Many details remain sparse. Who will control the intellectual property generated by the collaboration? How do various stakeholders participate meaningfully in the goal of defeating diabetes and obesity? Critically, which solutions will remain invisible to this partnership of academia with business? 

In most instances, for-profit interests control the intellectual property generated by public-private partnerships. The public is currently seeing this with the Moderna-NIH and the Oxford-AstraZeneca COVID-19 vaccines. Public scientists, public funding, private profits! 

Just like COVID-19, the solution to Type II diabetes and obesity is at the community level. Learning from the example set by Big Tobacco, the sugar lobby covered up the connection between Type II diabetes and a high-sugar diet. Food manufacturers made billions by stuffing their products with refined sugars and advertising directly to children. The economic and time-cost of higher nutritional value eating is inaccessible to many overworked and underpaid people, yet now, U of T and Novo Nordisk together envision a pharmaceutical path forward.

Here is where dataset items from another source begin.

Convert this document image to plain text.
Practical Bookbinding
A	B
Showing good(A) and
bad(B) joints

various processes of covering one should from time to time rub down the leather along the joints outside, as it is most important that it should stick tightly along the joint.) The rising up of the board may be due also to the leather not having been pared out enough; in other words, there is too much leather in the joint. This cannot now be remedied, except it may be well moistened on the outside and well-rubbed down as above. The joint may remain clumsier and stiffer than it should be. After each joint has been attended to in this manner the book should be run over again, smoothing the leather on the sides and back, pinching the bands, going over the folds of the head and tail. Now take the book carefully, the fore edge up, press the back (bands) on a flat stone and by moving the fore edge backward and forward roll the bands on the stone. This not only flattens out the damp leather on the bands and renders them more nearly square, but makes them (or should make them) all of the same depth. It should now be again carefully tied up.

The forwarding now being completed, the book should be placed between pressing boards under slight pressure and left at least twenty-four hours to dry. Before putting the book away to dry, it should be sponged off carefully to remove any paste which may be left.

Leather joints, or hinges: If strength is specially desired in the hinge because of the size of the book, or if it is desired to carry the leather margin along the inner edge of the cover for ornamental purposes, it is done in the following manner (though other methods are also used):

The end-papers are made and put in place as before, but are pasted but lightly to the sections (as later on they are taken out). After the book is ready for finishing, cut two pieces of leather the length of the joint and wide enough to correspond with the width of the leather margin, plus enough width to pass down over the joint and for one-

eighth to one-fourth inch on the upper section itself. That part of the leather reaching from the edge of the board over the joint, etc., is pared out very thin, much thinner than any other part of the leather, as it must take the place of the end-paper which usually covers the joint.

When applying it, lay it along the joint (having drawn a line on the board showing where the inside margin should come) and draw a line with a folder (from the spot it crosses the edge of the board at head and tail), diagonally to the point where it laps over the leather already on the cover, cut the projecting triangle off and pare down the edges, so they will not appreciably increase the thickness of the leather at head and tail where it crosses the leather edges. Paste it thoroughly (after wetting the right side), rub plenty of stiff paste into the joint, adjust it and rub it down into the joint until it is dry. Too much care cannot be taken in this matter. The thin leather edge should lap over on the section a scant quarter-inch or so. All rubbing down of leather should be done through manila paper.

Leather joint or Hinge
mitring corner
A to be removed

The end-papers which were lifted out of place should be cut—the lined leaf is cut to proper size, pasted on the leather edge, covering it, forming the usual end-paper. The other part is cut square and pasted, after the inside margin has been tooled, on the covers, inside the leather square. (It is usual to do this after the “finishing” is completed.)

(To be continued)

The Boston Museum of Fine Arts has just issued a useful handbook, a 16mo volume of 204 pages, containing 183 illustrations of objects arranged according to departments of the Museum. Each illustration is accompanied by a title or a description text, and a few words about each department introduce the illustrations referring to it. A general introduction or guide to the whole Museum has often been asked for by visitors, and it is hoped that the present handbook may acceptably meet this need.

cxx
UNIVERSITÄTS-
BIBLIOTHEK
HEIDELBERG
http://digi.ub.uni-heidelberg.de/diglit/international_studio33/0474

Novo Nordisk seems eager to capitalize on the ‘obesity market’ and already has several drugs on the market to do just that, at the detriment of its patients’ well-being and neglectful of community-based solutions. Why not invest this $20 million into our communities, to enhance access to culturally-safe and nutritious food? The nearly $8 billion in profits Novo Nordisk celebrated in 2019 may be a clue — capitalism baked Type II diabetes into the fabric of our society, and no public-private partnership can address that root cause.  

Public-private partnerships only exist to subsidize research and work that is not profitable enough or is too risky for the shareholders of private corporations. And our public institutions, corporatized following years of austerity, are happy to play the role of patron to the already mega-wealthy. We do not need Novo Nordisk or any for-profit corporation. 

Their scientists are trained at our universities and colleges. They develop drugs based on the fundamental research conducted at universities and other public-sector institutes. The Connaught Labs operated successfully for many years and provided essential medicines to the public at affordable costs. We need to return to this model and expand on it!  

This is why we, Students Mobilizing Against Systemic Hardship (SMASH), demand the following:

  1. An end to all public-private partnerships at the University of Toronto,
  2. Public control over all research conducted at the University of Toronto,
  3. Democratic control by students, workers, and community members over the University of Toronto, 
  4. Increased public funding for research into diabetes and other chronic conditions,
  5. Expropriation and democratization of all for-profit pharmaceutical companies in Canada,
  6. Nationalization and democratization of food production in Canada,
  7. Increased funding for basic and translation research,
  8. Guaranteed access to nutritious food for all people living in Canada,
  9. Guaranteed access to public parks and athletic centers for all people living in Canada, and
  10.  A living wage for all!

Daniel Tarade is a sixth-year PhD student at the Department of Laboratory Medicine & Pathobiology. Siobhan O’Brien is a fourth-year PhD student in biochemistry. They are both co-founders of SMASH.